The New York Experience

​Our friend Winokur, who is ill at ease in New York, arrived from Iowa for a visit recently and immediately noticed two cucumbers on the sidewalk in front of our house. Apparently he had never seen cucumbers on a sidewalk before.

“Should I bring in these cucumbers?” he asked. We all smiled at his rustic simplicity and advised him to let sidewalk cucumbers lie. “Why are there cucumbers in front of your house?” he asked.

Nobody tried to answer that. We are New Yorkers. In New York different things turn up lying in front of your house. Sometimes they are cucumbers. Who knows why? Who cares? “This is New York, Winokur,” I said. “Enjoy it, and don’t get bogged down in cucumbers.”

We gave him a potion to calm his anxiety and bedded him down on the first floor. Having stayed with us in the past, he refuses to sleep upstairs for fear of being crushed by objects falling off the Emperor, the forty-six-story apartment building across the street. The last time he visited, the Emperor shed an entire window of thick plate glass and crushed a car in front of our house. We assured him that the Emperor was always doing that sort of thing, that nobody had been killed yet and that when somebody was, the police would do something about it, since this was the high-rent district and in New York the upper-income folks got action from the law.

Winokur was not reassured. In Iowa, I gather, they don’t have buildings that litter. He insisted on the downstairs sofa, but we had scarcely snuggled down for the night when he was upstairs rapping at the bedroom door.

“It sounds like somebody’s stealing hubcaps out front,” he said. Why did he think law-abiding New Yorkers went to bed at night, if not to allow hubcap thieves the right to work in privacy? Winokur was unhappy with this explanation. “Why don’t you go to the window and look?” he suggested.

He was clearly uneasy about going to the window himself, and sensibly so, since you can never tell when the Emperor will send some plate glass sailing out from the thirty-fifth floor, across the street and right into the window where you are investigating a hubcap theft.

So I went to the window. Sure enough, a man was removing the rear hubcaps from a red sedan parked under the Emperor. He was a short, elegantly dressed man with a mustache, and his work was being admired by a large, heavy, well-dressed woman, obviously his wife or companion. I described all this to Winokur.

“Why is a well-dressed man removing hubcaps at midnight?” he asked. “Why is a well-dressed woman watching?”

“Why are there two cucumbers lying on the sidewalk in front of my house?” I explained.

Dissatisfied, Winokur came to the window. “The elegantly dressed man is now putting both hubcaps on the wall at the base of the Emperor,” he whispered. “And now, he and the well-dressed stout woman are walking away.”

“This is New York,” I said.

“Somebody is going to come along and see those hubcaps and take them,” said Winokur.

“Not necessarily,” I said. “One night when I parked my car out there somebody came along, lifted the hood, stole the radiator hose and didn’t even touch the hubcaps.”

“Something very funny is going on here,” said Winokur. “Fancy-dress couple take off hubcaps.
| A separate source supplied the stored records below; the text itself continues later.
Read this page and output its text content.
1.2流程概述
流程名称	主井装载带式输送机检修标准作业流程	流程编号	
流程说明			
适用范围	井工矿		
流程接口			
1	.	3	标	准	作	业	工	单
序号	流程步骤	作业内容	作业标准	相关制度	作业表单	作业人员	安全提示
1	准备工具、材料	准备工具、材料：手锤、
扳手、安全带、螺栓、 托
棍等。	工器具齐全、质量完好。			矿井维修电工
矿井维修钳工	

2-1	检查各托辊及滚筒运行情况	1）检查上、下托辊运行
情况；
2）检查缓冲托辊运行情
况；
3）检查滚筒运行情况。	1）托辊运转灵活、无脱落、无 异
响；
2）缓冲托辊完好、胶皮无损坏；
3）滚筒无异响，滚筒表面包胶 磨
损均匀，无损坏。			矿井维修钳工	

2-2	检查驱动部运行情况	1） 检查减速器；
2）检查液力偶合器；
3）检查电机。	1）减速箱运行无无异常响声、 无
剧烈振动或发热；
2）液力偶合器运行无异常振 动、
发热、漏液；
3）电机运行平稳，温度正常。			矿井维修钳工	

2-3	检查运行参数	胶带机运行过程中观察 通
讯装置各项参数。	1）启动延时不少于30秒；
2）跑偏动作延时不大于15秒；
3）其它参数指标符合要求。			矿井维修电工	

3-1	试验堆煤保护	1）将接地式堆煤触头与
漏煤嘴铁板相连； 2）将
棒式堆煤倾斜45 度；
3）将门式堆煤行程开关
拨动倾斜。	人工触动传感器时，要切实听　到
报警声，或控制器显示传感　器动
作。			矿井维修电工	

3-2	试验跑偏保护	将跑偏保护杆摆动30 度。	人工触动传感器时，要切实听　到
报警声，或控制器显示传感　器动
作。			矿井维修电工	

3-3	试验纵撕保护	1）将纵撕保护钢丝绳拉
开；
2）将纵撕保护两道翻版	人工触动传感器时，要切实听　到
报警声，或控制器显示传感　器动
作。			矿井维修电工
Leave hubcaps where they’re sure to be stolen. Obviously, they don’t need the hubcaps, they don’t want the hubcaps, they just want the hubcaps to be stolen.”

Predictably enough, the loose hubcaps were spotted by two very civilized-looking men who seemed to be out for a stroll. They stopped, discussed the hubcaps and, picking them up, walked away with them, one hubcap per stroller. They didn’t look like men who really needed hubcaps.

Winokur’s Midwestern sense of decency was so offended that he threw up the window and shouted, “Put those hubcaps down.” They didn’t, of course. Winokur was baffled by this example of white-collar street crime, which was not at all mysterious to a New Yorker.

The man who removed the hubcaps, I explained, hated the owner of the red sedan for having a free parking place at the curb while he had none. In fact, he regarded that curb space as his very own and had taken vengeance, possibly at his wife’s urging, by promoting the theft of his enemy’s hubcaps.

“Ridiculous,” said Winokur.

“This is New York,” I said.

I sent him out for the papers next morning. “Somebody has stolen the cucumbers,” he said, returning, “and now there’s a slice of pizza lying where the cucumbers were yesterday.” Life must be very strange in Iowa.